Cat Power
Redux
DOMINO
Chan Marshall’s artistic trajectory has long swung between fragile introspection and sturdy, soulful resilience. Arriving to celebrate the 20th anniversary of her Memphis-recorded masterpiece The Greatest, the three-song Redux EP offers a brief yet potent return to that gold-dusted era of Cat Power. Reunited with her Dirty Delta Blues band (including the ragged elegance of Jim White on drums), Redux was recorded by GRAMMY-winning engineer and longtime collaborator Stuart Sikes at Austin’s Church House Studios with Marshall’s all-star supergroup. Here, Marshall doesn’t just rehash the past; she excavates it with a weary, newfound wisdom. The result is a collection that feels less like a reissue bonus disc and more like a ghostly transmission from a parallel timeline.
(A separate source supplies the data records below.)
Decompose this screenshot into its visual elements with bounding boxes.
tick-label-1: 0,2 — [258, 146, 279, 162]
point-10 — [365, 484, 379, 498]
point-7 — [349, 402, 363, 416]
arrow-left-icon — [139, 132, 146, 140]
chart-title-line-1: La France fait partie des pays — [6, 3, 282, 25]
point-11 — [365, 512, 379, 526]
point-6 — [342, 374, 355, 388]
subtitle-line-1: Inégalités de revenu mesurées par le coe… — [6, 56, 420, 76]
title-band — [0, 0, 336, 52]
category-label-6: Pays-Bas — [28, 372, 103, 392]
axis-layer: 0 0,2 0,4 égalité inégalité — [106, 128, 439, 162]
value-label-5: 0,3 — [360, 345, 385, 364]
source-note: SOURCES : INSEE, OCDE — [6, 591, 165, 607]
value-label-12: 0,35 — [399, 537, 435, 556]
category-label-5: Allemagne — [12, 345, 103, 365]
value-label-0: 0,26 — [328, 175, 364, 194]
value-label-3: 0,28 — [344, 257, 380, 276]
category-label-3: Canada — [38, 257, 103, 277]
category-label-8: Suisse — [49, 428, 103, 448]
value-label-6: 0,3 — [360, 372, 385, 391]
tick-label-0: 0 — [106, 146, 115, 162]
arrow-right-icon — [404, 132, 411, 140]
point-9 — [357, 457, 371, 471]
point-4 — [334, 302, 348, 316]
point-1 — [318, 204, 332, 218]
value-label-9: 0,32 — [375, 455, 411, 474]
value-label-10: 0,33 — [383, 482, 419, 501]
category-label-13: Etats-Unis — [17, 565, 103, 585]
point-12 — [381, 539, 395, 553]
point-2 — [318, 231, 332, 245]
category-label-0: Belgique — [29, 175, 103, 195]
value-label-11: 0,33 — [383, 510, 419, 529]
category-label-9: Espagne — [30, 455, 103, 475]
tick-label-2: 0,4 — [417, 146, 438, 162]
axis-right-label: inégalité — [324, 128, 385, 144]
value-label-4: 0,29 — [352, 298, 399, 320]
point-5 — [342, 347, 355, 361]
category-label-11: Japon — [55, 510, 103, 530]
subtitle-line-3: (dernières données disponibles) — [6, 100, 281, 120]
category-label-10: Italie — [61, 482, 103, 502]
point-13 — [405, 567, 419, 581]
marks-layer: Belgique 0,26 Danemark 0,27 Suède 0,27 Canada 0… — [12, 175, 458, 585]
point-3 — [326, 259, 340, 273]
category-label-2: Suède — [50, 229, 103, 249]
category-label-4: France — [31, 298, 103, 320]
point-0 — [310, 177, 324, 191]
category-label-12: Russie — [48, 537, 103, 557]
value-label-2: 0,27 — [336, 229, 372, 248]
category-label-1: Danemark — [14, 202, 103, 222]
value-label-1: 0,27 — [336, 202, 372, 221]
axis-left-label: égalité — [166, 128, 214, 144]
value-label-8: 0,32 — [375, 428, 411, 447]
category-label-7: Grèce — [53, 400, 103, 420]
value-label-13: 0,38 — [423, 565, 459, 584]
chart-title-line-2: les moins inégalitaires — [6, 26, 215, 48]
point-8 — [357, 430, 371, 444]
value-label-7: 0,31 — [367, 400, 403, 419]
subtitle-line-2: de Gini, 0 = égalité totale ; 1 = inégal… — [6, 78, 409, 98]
The EP opens with a newly completed take on James Brown’s “Try Me,” a track originally abandoned during the 2006 sessions. Where the Godfather of Soul once pleaded with kinetic energy, Marshall slows the tempo to a desperate, late-night bar crawl. When she sings, “Try me / And your love will set me free,” the request feels less like a clamorous demand and more like a prayer whispered into an empty room. The production is lush yet restrained, allowing the cracks in her voice to catch the light like dust motes in a sunbeam. The EP’s second track, a reimagined version of the Greatest cut “Could We,” captures the live feel of her 2006 tour. The arrangement is looser, swinging with a bar-band swagger that contrasts with the studio original’s polished veneer. As she asks, “Could we have a talk alone? / In the afternoon,” there’s a sense of fleeting intimacy, a snapshot of a conversation suspended in barroom smoke.
Redux’s side B is her tribute to the late Teenie Hodges of The Memphis Rhythm Band: a cover of Prince’s iconic “Nothing Compares 2 U.” Marshall formed a close bond with Hodges before his passing in 2014, and this track is a lovely eulogy to him. Stripping away the ’80s and ’90s pop gloss of Prince and Sinéad O’Connor’s respective hits, Marshall finds the bluesy marrow within. Her delivery of “It’s been seven hours and 15 days / Since you took your love away” carries the weight of genuine heartbreak, anchored by a mournful, rolling piano line that feels like a slow procession through a rainy Southern town. The song always had a stunning, architectural sadness that Marshall inhabits and disassembles before our ears.
Redux is a reminder of the power Chan Marshall can command on stages worldwide. The EP also serves as a testament to her interpretive genius, proving that even in retrospection, she remains a singular, spectral force in American indie rock.